Com o anúncio de abertura de vários consulados no Sara Ocidental ocupado por Marrocos, sem um novo enviado especial da ONU designado, nem qualquer avanço nas negociações nem no referendo que exige, a Frente Polisario tentou sacudir o estado das coisas e bloqueou, em 20 de outubro, a passagem de Guerguerat, terra de ninguém, mas importante ponto de passagem de camiões junto à fronteira com a Mauritânia. O exército marroquino lançou uma operação militar a 11 de novembro, o que levou ao fim da trégua por parte da Frente Polisário.

O movimento de autodeterminação, que perde simbolicamente com o anúncio de Trump, condenou "nos termos mais veementes o facto de o presidente norte-americano cessante Donald Trump atribuir a Marrocos o que não lhe pertence".

"Marrocos está a tirar partido da afasia argelina para fazer avançar os seus peões", comenta um observador ao Le Point. "Rabat impôs a política do facto consumado, empurrando a Polisário para os seus bastiões derradeiros".

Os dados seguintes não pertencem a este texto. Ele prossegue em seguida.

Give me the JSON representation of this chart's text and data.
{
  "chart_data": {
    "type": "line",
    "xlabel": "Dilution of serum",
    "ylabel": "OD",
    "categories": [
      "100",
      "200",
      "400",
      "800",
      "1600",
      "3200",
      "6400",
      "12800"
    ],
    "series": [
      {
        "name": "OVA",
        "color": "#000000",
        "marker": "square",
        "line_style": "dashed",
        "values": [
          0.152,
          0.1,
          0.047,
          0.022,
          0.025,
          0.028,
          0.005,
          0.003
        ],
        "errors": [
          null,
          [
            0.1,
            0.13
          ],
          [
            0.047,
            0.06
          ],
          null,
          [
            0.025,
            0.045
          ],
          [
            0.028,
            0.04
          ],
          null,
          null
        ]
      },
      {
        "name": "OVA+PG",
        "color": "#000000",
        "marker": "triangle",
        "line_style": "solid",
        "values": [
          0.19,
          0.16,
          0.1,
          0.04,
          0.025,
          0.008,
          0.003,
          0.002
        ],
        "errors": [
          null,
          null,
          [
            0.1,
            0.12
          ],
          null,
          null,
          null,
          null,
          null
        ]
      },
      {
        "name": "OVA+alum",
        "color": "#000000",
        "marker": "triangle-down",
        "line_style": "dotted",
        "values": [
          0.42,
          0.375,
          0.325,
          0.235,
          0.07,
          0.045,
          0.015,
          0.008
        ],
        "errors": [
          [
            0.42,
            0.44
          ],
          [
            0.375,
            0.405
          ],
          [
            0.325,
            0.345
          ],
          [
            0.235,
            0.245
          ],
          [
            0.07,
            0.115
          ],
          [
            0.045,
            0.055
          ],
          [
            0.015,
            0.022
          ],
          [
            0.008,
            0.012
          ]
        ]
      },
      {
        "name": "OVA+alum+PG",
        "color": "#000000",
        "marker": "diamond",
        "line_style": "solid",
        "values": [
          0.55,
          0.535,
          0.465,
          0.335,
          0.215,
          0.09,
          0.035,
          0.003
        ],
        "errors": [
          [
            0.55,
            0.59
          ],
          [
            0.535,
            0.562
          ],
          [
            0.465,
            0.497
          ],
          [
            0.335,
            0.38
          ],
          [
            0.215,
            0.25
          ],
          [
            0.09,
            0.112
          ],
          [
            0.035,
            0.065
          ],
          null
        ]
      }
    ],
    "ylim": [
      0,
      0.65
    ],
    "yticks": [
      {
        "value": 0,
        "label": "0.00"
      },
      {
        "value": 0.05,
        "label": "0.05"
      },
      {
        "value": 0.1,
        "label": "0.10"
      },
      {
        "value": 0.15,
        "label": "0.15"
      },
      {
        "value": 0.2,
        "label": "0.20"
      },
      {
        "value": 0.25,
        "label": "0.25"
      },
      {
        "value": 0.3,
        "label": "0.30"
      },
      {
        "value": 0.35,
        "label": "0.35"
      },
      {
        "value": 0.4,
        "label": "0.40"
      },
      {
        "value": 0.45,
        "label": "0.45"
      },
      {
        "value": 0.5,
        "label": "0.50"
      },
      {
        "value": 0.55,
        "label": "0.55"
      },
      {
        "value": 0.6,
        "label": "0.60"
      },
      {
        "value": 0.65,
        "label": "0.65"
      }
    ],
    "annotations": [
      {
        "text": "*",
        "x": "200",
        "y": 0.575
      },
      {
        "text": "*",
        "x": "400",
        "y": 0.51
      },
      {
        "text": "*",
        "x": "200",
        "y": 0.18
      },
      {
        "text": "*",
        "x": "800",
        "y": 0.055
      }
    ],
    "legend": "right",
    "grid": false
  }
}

As tensões podem, no entanto, alastrar-se. Apesar da crise, não é de excluir que Argel possa intervir militarmente se a Frente Polisário for visada.

Para Israel, esta ofensiva diplomática de normalização de relações com países do Médio Oriente e do Magrebe é de capital importância como primeiro passo para que o discurso de ódio contra o estado hebraico e contra os judeus deixe de ser uma realidade entre os árabes desde a mais tenra idade. Comum a todos os países envolvidos nos Acordos de Abraão, abre oportunidades de negócio, o que reforça as hipóteses de estabelecer relações pacíficas.

A administração Trump apoiou Marrocos no Conselho de Segurança desde a primeira hora, tendo mantido uma posição de destaque na preparação e finalização de projetos de resolução do órgão da ONU.

Através do Twitter do secretário-geral da ONU António Guterres, a organização reiterou que a sua posição sobre o Sara Ocidental não mudou: ou seja, não reconhece a ocupação marroquina e tem como objetivo organizar um referendo sobre a autodeterminação sarauí.

No entanto, Marrocos ganhou o apoio de um aliado de peso e torna-se mais difícil vislumbrar uma retirada de Rabat do Sara Ocidental.

"Pela sua parte, Donald Trump pode gabar-se de ter alcançado sucesso diplomático com o reconhecimento de um país importante", disse Khadija Mohsen-Finan, cientista política.

O que irá fazer Joe Biden e a sua equipa, é algo que ninguém sabe. Certo é que a política ativa de Trump neste campo está a condicionar a agenda internacional do futuro presidente.

Por um lado, se Biden não levantar objeções, isso será visto como um estímulo para Rabat riscar as negociações da sua agenda com a Frente Polisário e Argélia. Por outro, mexer num tema que envolve o reconhecimento de Israel é um tema que qualquer administração norte-americana terá dificuldade de confrontar, dado o apoio bipartidário no Congresso para a normalização das relações árabes-israelitas.

Biden terá ainda de lidar com outro país a reconhecer Israel: a Arábia Saudita. Todas as apostas recaem sobre Riade normalizar relações com Telavive, num movimento que tende a deixar o Irão ainda mais isolado.